El tiroteo, que según los residentes dejó oír más de 80 detonaciones, provocó la muerte de uno de los presentes y dejó a siete personas con heridas en diversas partes del cuerpo. “Repartieron bala como locos”, relató un testigo anónimo a medios locales. Algunas de las víctimas quedaron tendidas en el suelo, mientras que otras lograron huir, aunque con lesiones.
Personal de Criminalística llegó al lugar para levantar los indicios balísticos. Casquillos de bala cubrían la vía y varios impactaron en la fachada del establecimiento educativo. Durante las pericias, el estallido de fuegos artificiales generó una nueva ola de pánico entre los habitantes, que pensaron en un segundo ataque.
Horas más tarde, en uno de los hospitales a los que fueron trasladados los heridos, se confirmó el deceso de una de las víctimas. El vehículo del Servicio Nacional de Medicina Legal arribó pasada la medianoche, pero el retiro del cadáver se retrasó por más de tres horas.
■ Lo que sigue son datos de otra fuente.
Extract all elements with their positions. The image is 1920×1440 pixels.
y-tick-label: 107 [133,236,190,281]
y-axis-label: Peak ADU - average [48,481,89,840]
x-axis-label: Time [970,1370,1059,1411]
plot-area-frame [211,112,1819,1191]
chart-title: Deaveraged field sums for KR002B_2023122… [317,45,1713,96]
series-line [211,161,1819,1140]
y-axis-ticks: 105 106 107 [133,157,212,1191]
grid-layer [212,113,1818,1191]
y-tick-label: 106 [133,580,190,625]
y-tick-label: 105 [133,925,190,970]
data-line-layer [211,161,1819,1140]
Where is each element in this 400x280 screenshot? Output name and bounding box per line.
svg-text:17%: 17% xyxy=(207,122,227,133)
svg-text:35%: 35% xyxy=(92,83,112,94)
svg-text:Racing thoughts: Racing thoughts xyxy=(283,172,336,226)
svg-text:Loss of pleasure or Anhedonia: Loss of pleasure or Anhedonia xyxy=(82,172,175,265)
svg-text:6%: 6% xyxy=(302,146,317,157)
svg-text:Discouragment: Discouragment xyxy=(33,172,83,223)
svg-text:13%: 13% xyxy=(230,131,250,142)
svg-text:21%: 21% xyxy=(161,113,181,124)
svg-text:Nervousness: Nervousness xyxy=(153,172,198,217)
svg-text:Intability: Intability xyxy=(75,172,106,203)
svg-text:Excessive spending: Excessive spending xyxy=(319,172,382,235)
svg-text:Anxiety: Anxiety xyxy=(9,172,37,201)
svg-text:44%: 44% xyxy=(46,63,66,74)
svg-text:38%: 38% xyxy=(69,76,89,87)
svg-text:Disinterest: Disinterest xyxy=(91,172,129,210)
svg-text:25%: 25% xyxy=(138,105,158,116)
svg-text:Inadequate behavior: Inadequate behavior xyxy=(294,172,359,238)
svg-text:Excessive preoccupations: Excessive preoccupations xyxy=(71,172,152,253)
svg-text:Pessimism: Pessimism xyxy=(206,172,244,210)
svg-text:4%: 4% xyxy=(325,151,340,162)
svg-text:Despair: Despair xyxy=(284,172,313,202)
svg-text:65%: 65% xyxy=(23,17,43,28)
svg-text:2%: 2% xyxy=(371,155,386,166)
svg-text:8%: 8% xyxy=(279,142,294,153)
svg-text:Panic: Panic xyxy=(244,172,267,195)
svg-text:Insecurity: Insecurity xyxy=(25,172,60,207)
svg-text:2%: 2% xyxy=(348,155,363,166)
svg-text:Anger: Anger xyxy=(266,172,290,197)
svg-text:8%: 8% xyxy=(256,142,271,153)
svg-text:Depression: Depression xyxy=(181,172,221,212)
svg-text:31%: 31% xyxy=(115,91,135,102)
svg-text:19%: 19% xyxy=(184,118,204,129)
Hasta el momento, no se ha emitido información oficial sobre el número total de fallecidos o la identificación de los atacantes.
Terror en la isla Puná
Mientras la violencia sacudía el sur de Guayaquil, otro hecho criminal se reportaba en el muelle de la isla Puná, también en la provincia del Guayas. Un grupo de hombres armados irrumpió en el lugar disparando, para luego incendiar una embarcación, en lo que sería un mensaje de intimidación a los propietarios de lanchas.
Dentro de una de las lanchas se encontraba una pareja, que fue retenida momentáneamente por los atacantes y luego abandonada en otro punto de la isla. Las primeras hipótesis apuntan a que los atacantes buscaban presionar a los dueños de las embarcaciones para cobrar extorsiones —conocidas como “vacunas”— a cambio de supuesta seguridad en la zona.
Videos grabados por residentes con sus celulares muestran el momento en que las embarcaciones se incendiaron, generando preocupación entre la población.
El ECU 911 confirmó que la emergencia fue atendida con apoyo de la Policía Nacional, Fuerzas Armadas y el Cuerpo de Bomberos. Hasta el momento no se ha informado de personas heridas ni detenidas por este ataque.
La comunidad de Puná, visiblemente afectada, exige acciones inmediatas por parte de las autoridades. La Policía ha iniciado investigaciones para determinar los responsables de este nuevo acto de violencia en la franja costera.
Ambos episodios son reflejo de la creciente inseguridad que golpea a la provincia del Guayas, y vuelven a poner sobre la mesa el debate sobre el control territorial de bandas criminales en zonas urbanas y marítimas.